Originally Posted by Jazzed
The first post reminds me of this for some reason.
Jazzed, I didn't know you collected those little girly cards.
Microcontrolled, hobby telescopes are physical & synthetic, analog & digital, in multiple locations, made from Parallax-Propeller-Powered Big Brain at the Deep Space Center, link components from multiple NASA spacecrafts, use multi devices on Earth, is the largest spin-off Brain project. I built the first Synthetic Telescope in ’67 - a 10X earth analog & finished 5 more over 20 years: 42.5-inch, 80, 125, 400, 520. Brain has 10X factors up to the 100,000X Colossus hybrid. Details at Humanoido Labs.
Synthetic Telescopes
Before & Beyond the ULT (History & Future)
Enhancements (Telescope Controls)
Synthetic Apertures
Upgrades, Devices, Techniques
More Upgrades, Devices, Techniques
The definitions are so vague his "telescope" could be his computer linked to NASA's website from which photos are adjusted with PhotoShop until the pictures look dramatic.
You claim to have built a synthetic [aperture?] telescope in 1967. Here's what Wikipedia says about synthetic aperture optical telescopes:
'Care to explain what you mean, exactly, by "synthetic telescope" ?
Frankly, your posts and blog are so rife with undefined buzzwords that it's hard to know what's real and what isn't. Unless you're merely using them as a smokescreen, it would help all of us, particularly our more credulous younger members, if you explained and documented your purported activities so that we can understand what, if anything, you're actually doing.

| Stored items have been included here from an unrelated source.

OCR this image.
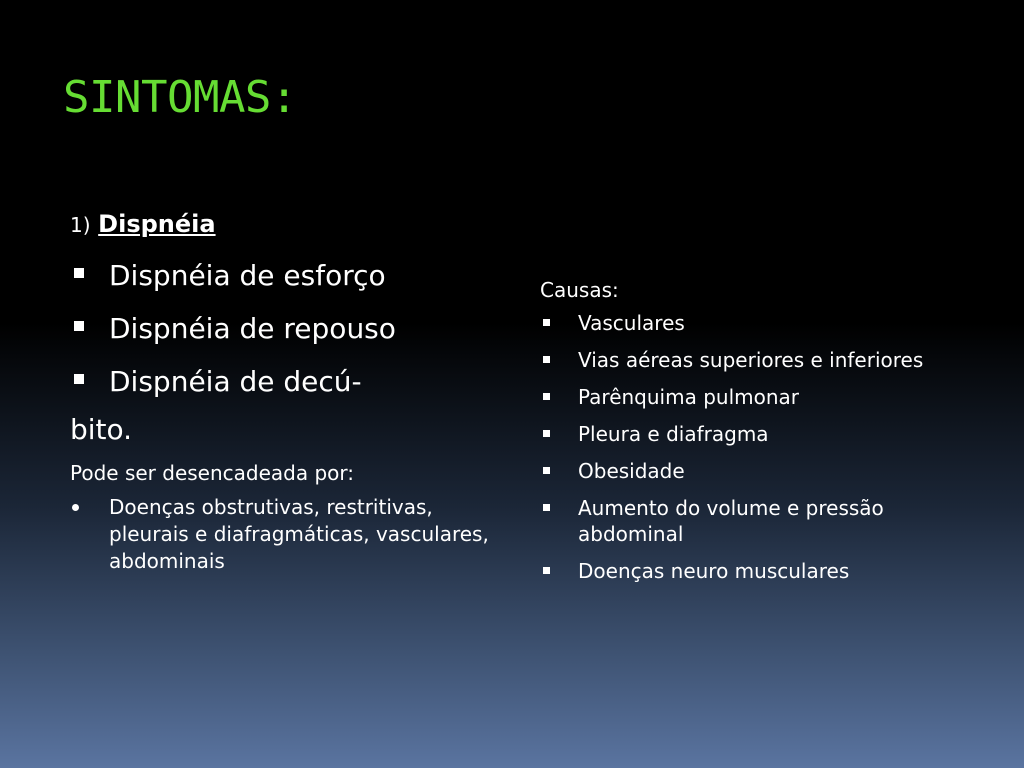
SINTOMAS:
1) Dispnéia
Dispnéia de esforço
Dispnéia de repouso
Dispnéia de decú-
bito.
Pode ser desencadeada por:
Doenças obstrutivas, restritivas, pleurais e diafragmáticas, vasculares, abdominais
Causas:
Vasculares
Vias aéreas superiores e inferiores
Parênquima pulmonar
Pleura e diafragma
Obesidade
Aumento do volume e pressão abdominal
Doenças neuro musculares
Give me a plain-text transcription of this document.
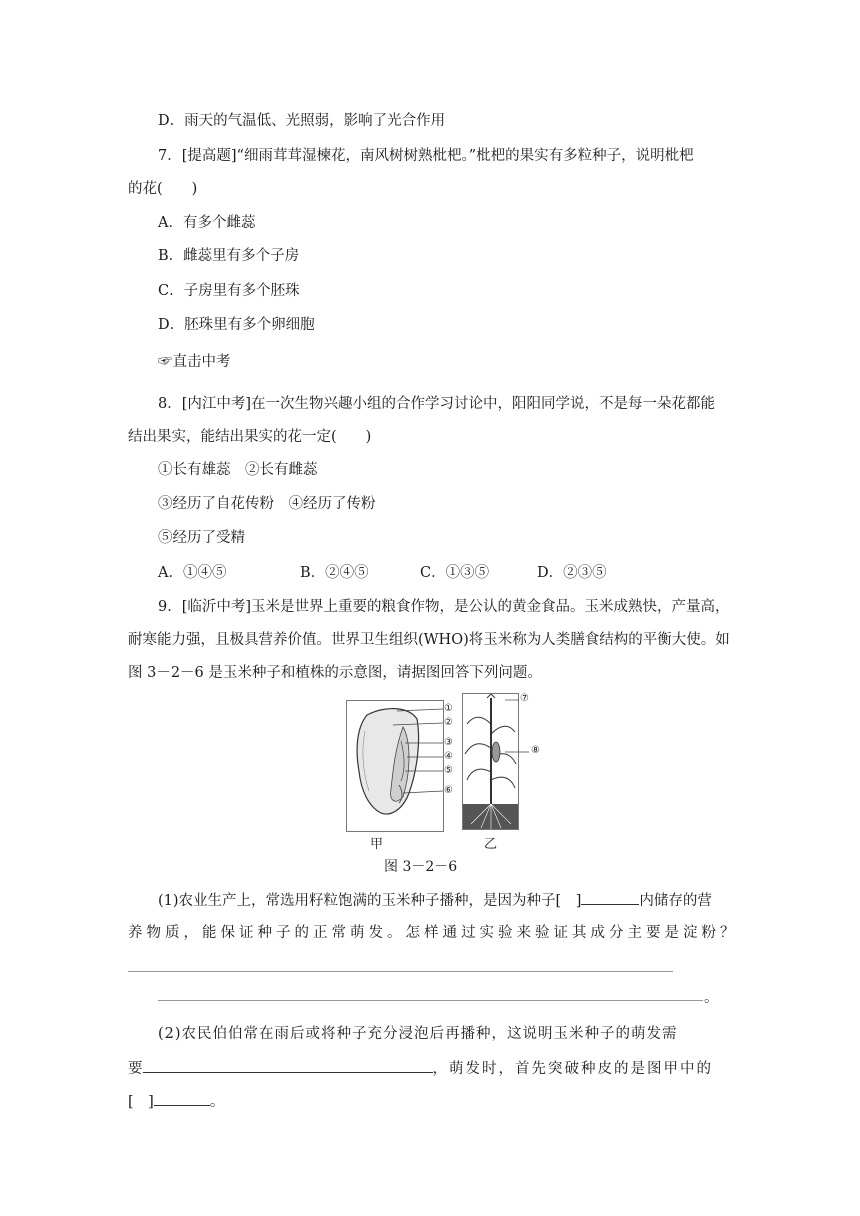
D．雨天的气温低、光照弱，影响了光合作用
7．[提高题]“细雨茸茸湿楝花，南风树树熟枇杷。”枇杷的果实有多粒种子，说明枇杷
的花(　　)
A．有多个雌蕊
B．雌蕊里有多个子房
C．子房里有多个胚珠
D．胚珠里有多个卵细胞
☞直击中考
8．[内江中考]在一次生物兴趣小组的合作学习讨论中，阳阳同学说，不是每一朵花都能
结出果实，能结出果实的花一定(　　)
①长有雄蕊　②长有雌蕊
③经历了自花传粉　④经历了传粉
⑤经历了受精
A．①④⑤	B．②④⑤	C．①③⑤	D．②③⑤
9．[临沂中考]玉米是世界上重要的粮食作物，是公认的黄金食品。玉米成熟快，产量高，
耐寒能力强，且极具营养价值。世界卫生组织(WHO)将玉米称为人类膳食结构的平衡大使。如
图 3－2－6 是玉米种子和植株的示意图，请据图回答下列问题。
①
②
③
④
⑤
⑥
甲
⑦
⑧
乙
图 3－2－6
(1)农业生产上，常选用籽粒饱满的玉米种子播种，是因为种子[　]	内储存的营
养物质，能保证种子的正常萌发。怎样通过实验来验证其成分主要是淀粉？
。
(2)农民伯伯常在雨后或将种子充分浸泡后再播种，这说明玉米种子的萌发需
要	，萌发时，首先突破种皮的是图甲中的
[　]	。
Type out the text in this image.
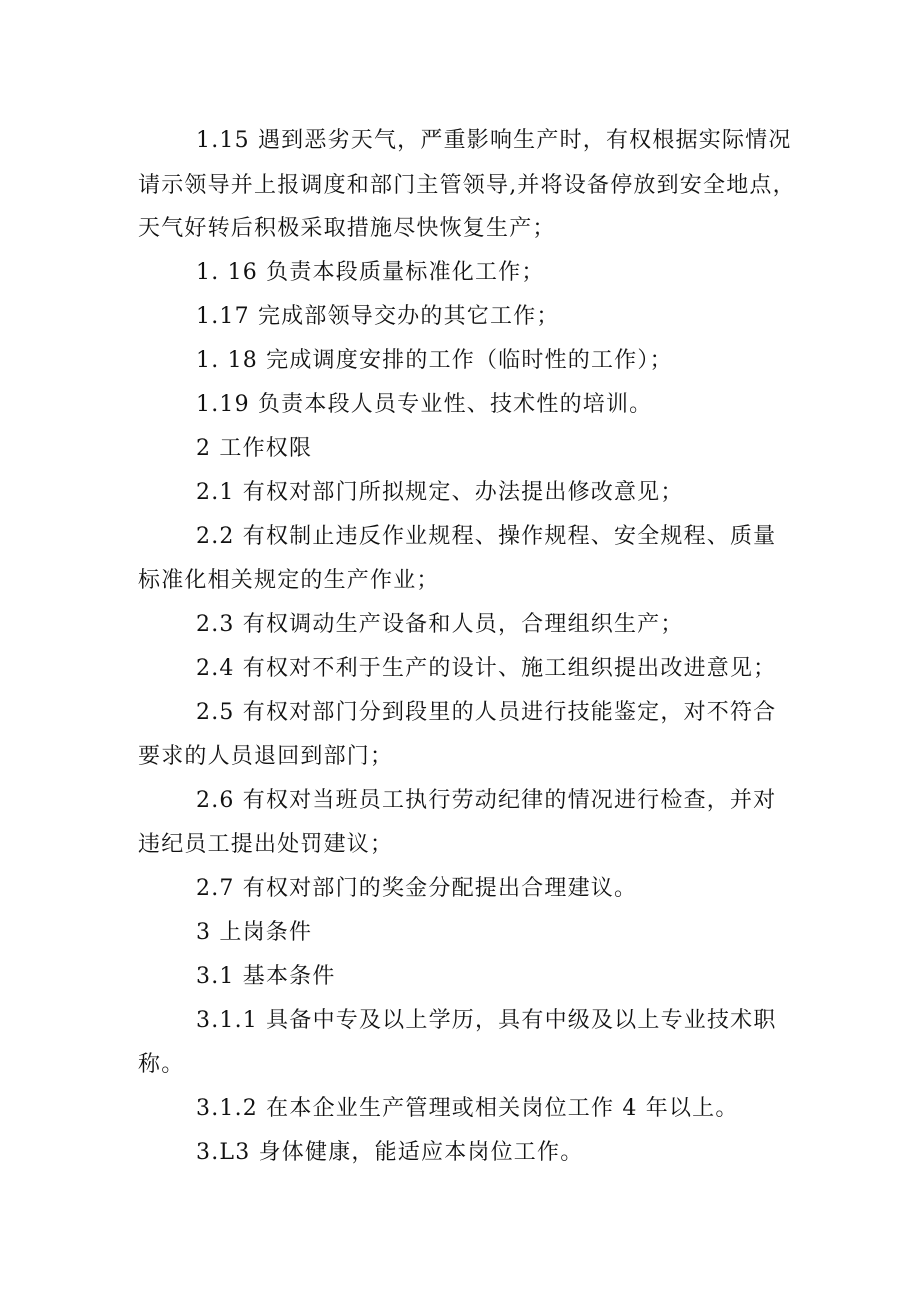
1.15 遇到恶劣天气，严重影响生产时，有权根据实际情况
请示领导并上报调度和部门主管领导,并将设备停放到安全地点，
天气好转后积极采取措施尽快恢复生产；
1. 16 负责本段质量标准化工作；
1.17 完成部领导交办的其它工作；
1. 18 完成调度安排的工作（临时性的工作）；
1.19 负责本段人员专业性、技术性的培训。
2 工作权限
2.1 有权对部门所拟规定、办法提出修改意见；
2.2 有权制止违反作业规程、操作规程、安全规程、质量
标准化相关规定的生产作业；
2.3 有权调动生产设备和人员，合理组织生产；
2.4 有权对不利于生产的设计、施工组织提出改进意见；
2.5 有权对部门分到段里的人员进行技能鉴定，对不符合
要求的人员退回到部门；
2.6 有权对当班员工执行劳动纪律的情况进行检查，并对
违纪员工提出处罚建议；
2.7 有权对部门的奖金分配提出合理建议。
3 上岗条件
3.1 基本条件
3.1.1 具备中专及以上学历，具有中级及以上专业技术职
称。
3.1.2 在本企业生产管理或相关岗位工作 4 年以上。
3.L3 身体健康，能适应本岗位工作。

Otherwise -- at least to those of us who've been around the block a few times -- the whole Big Brain project and "ULT" look like little more than castles in the sky. I don't say that to be offensive but, rather, as a frank, personal impression of your claimed accomplishments. And I don't believe that I'm alone in my incredulity, as other posts seem to indicate. I hope I'm wrong with my doubts, but I need proof to allay them.
Thanks,
-Phil
Can you provide any link to an official NASA website that confirms what you are saying...
Sorry to say this, but your blog and forum posts are little more than a pile of buzzwords and quite frankly sound a little delusional.
If you are trying to generate interest in the Propeller by proposing fantasy projects that is fine, but please state that it is a "fictional" project up front.
If this is a "real" operational telescope, then my hat is off to you. But extraordinary claims require extraordinary proof.